If it be true that the epidemic influence precedes the actual outbreak of epidemic disease—that that epidemic influence is present in a country, creating a predisposition or susceptibility to disease before the epidemic appears in its true and recognized form,—quarantine must be futile, because, before it takes its precautions or erects its barriers, such as they are, the epidemic is already in the country busy in action, vitiating the blood of the most susceptible of the population, and preparing the way for its general attack.

If it be true, as ancient and modern authorities are agreed, that, without the essential preliminary of an epidemic atmosphere on the spot, foreign contagion is inert, and that, unless both concur, no pestilence ensues, quarantine under any circumstances must be useless; for in the absence of an epidemic atmosphere it must be useless, because then no disease will spread beyond the individual affected; and with the presence of an epidemic atmosphere it must be useless, because then the disease will spread wherever the infected atmosphere goes and finds favouring conditions.

If the preceding principle be true, it must be futile to place vessels coming from infected countries in quarantine, unless those vessels are capable of bringing with them an epidemic atmosphere, and unless quarantine can control such an atmosphere when imported; and the uselessness of this procedure will be placed in a still stronger light when recent experience as to the comparative insusceptibility of Europeans, though resident on the spot, to plague itself is considered.[[28]]

[28]. Dr W. H. Burrell, Deputy Inspector-general of Hospitals, who was three years Principal Medical Officer at Malta, presented, in 1852, to the General Board of Health, an elaborate examination on the plague which had formerly raged in that island. The following are the conclusions to which he had arrived:—

“1. There is no evidence to prove, or even to render it probable, that the plague was introduced either into Malta in 1813 or into Gozo in 1814 by importation.

“2. There is every reason to believe that the plague existed in Malta at the time of the arrival of the ship supposed to have introduced the disease; and that in Gozo the first case (a stranger) contracted the disease from local causes, which enhanced by quarantine, produced it in others.

“3. The lower orders, and those occupying the lowest, most crowded, and worst ventilated dwellings, furnished the great majority of cases; which decreased in proportion with improvement in these respects.

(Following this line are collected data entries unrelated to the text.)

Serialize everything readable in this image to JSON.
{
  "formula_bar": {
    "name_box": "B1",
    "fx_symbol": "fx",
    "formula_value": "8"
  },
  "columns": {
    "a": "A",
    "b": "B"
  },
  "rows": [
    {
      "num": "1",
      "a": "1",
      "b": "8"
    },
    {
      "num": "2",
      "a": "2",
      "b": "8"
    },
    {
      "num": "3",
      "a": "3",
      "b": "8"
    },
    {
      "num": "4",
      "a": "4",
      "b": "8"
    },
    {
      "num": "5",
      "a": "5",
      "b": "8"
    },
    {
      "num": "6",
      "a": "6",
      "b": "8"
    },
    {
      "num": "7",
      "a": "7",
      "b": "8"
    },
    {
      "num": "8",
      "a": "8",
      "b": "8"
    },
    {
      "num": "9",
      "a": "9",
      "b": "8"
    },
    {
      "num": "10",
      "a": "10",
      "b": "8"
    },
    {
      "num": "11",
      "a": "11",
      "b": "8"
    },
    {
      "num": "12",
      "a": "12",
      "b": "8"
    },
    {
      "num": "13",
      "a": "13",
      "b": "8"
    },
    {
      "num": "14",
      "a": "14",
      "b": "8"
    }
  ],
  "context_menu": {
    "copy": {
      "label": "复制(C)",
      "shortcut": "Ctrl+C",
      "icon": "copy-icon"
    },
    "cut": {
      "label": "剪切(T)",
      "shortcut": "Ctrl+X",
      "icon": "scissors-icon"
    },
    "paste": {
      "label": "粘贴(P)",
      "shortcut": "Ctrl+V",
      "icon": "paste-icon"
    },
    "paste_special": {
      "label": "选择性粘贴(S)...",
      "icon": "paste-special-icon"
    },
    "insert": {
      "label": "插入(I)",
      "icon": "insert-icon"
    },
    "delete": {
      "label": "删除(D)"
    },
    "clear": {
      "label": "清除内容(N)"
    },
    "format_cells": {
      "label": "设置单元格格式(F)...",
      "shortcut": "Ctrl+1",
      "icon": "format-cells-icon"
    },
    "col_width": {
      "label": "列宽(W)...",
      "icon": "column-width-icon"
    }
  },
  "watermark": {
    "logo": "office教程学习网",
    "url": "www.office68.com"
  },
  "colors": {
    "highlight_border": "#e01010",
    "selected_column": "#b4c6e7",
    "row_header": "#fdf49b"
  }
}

“4. As this discriminative preference of the disease to attack certain classes, living in certain localities, never obtains to the same extent with diseases arising from a specific contagion, it is more than probable that the causes engaged in the generation of the plague are not constant, but variable and accidental; its initial cause, the peculiar atmospheric constitution, having no power to develop the disease, unassisted by season and local conditions.

“5. The transmissibility of plague from person to person out of the noxious atmosphere in which it originated—the only certain test of such a power—has not been proved by the four instances, during thirty-eight years, in which it is alleged to have been communicated to persons employed by the Quarantine Department of Malta, carbuncular affections being endemic among the population of this island.